At the 2018 Esri DevSummit in Palm Springs, Omar Maher demonstrated how to predict accident probability using artificial intelligence (AI). The Applications Prototype Lab (APL) has built an iOS application allowing drivers to route around accident prone areas, suggesting the safest route available. The safest route has the lowest probability of an accident occurring on it.
Imagine that you could drive to your destination on a route that is the fastest, shortest and safest path available, knowing that the path will be clear of potential accidents, knowing that you will not become part of an accident study that month.
Parents could choose the safest route for their teen drivers, to avoid common issues and spots on the road network that are potentially dangerous.
This demo does not compute the AI prediction results itself but rather consumes a probability prediction that has been computed using a gradient boosting algorithm in Azure using 7 years of historical data. The demo shows a routing engine considering the accident probability as an input and it tries to route around areas with high accident probability.

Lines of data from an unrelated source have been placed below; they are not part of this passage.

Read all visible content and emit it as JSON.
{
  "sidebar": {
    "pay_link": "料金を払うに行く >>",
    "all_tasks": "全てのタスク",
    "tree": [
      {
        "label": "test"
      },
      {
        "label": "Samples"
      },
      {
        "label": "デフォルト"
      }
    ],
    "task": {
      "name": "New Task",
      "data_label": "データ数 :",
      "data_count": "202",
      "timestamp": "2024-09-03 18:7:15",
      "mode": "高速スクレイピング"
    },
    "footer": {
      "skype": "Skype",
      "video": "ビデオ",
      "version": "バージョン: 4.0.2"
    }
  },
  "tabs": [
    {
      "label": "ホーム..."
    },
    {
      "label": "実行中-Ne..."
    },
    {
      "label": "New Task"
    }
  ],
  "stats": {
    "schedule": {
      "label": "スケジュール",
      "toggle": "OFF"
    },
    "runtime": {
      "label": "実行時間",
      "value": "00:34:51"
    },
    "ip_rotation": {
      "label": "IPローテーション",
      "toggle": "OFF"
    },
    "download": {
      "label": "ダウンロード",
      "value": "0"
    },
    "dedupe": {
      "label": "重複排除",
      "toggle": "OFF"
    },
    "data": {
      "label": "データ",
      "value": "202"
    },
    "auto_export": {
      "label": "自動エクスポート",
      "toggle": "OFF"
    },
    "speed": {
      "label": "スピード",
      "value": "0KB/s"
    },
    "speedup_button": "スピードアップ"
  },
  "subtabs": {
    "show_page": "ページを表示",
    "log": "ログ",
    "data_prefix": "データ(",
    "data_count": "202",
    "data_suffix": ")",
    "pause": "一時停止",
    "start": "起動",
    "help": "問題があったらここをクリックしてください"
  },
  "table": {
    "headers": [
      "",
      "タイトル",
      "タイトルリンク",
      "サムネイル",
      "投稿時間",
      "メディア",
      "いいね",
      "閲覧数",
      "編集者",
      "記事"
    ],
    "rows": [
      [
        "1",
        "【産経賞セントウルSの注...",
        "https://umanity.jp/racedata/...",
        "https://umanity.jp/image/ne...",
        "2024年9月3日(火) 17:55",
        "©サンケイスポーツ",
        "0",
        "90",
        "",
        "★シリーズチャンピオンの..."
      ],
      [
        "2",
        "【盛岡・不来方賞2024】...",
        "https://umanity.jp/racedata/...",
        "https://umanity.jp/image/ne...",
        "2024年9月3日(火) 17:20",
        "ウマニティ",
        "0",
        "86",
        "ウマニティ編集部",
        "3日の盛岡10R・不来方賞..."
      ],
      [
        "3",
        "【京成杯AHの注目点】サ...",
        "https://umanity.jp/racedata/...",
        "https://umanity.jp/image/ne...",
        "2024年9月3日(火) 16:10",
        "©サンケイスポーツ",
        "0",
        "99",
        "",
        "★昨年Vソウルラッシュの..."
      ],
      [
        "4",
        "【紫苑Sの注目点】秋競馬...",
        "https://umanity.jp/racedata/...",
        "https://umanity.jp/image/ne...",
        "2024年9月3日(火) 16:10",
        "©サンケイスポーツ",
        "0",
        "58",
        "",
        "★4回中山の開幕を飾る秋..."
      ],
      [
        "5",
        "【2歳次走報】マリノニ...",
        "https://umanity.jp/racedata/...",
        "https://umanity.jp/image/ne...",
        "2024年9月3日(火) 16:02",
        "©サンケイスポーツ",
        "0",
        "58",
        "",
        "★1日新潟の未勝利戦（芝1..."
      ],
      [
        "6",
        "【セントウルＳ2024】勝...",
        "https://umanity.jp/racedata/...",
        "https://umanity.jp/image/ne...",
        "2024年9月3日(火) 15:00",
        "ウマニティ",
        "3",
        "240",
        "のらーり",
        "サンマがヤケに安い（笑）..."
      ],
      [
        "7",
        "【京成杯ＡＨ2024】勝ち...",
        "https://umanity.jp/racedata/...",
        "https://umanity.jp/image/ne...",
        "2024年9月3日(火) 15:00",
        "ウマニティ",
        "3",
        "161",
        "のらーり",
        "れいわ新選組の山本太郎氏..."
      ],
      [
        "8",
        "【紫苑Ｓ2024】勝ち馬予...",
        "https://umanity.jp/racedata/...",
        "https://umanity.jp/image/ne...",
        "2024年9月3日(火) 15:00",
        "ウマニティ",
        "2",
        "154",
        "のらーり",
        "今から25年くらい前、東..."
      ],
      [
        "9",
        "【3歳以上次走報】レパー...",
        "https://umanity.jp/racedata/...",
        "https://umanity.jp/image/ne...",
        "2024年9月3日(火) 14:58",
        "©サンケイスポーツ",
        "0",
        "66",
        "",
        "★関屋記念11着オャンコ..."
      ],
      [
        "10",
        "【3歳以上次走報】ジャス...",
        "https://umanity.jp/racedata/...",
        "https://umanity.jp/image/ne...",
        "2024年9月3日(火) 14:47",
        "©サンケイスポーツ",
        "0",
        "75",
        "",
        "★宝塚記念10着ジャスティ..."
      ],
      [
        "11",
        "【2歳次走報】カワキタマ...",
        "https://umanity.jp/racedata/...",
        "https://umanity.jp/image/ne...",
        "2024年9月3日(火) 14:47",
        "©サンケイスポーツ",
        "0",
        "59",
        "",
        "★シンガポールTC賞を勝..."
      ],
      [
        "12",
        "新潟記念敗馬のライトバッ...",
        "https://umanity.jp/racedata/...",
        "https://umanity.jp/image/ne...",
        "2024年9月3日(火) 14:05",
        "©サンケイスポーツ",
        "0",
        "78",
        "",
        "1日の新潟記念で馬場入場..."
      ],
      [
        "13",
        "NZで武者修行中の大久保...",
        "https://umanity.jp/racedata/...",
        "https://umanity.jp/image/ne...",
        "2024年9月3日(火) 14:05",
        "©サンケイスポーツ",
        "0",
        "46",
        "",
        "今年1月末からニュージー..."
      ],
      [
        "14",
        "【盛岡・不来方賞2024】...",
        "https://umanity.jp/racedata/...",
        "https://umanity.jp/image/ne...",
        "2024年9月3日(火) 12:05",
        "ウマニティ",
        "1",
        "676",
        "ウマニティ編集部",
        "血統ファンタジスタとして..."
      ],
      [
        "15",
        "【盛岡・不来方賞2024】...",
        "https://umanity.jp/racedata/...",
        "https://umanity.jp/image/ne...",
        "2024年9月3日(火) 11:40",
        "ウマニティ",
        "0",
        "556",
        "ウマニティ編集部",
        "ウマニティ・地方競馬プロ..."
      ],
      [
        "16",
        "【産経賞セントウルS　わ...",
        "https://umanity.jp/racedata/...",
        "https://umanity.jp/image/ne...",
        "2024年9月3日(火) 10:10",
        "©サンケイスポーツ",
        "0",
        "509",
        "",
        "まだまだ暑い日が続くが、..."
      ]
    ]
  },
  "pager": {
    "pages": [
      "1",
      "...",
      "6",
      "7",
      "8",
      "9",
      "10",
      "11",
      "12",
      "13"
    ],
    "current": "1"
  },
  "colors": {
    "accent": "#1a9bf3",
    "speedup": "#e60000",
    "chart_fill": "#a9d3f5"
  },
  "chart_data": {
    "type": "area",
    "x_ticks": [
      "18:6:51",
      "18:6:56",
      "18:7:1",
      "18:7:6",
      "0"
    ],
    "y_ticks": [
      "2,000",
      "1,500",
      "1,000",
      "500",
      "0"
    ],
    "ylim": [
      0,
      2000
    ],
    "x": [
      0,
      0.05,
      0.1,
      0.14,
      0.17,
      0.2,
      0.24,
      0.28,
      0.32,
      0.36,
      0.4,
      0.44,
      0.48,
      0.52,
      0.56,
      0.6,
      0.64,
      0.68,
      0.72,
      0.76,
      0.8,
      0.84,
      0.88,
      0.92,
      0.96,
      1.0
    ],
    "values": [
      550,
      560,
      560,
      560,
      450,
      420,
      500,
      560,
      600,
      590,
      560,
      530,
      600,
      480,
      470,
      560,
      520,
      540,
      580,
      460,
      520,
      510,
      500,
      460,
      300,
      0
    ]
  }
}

In the future, the prediction will use real time inputs in its probability prediction.
Compare the screenshots below with 2 different probability inputs. The first image shows the routing information for a chosen accident probability of about 38%.
Reducing the chances of an accident to about 23% will cause the route to be longer in time and length.
Here is a video showing how decreasing the probability of accidents will return a safer route:
The application uses the ArcGIS Runtime SDK for iOS routing engine `AGSRouteTask` that considers different barriers in the form of lines and polygons. Using the generated probability lines as barriers, the routing task will generate a route around the areas of the specified acceptable accident probability. All code is available upon request, but the feature service and credentials are private at this time.
In summary, we have shown the impact of accident probability on routing computations. Using the prediction models trained by artificial intelligence using historical and current road conditions we hope that in the near future accident probabilities will become an additional input for all routing engines.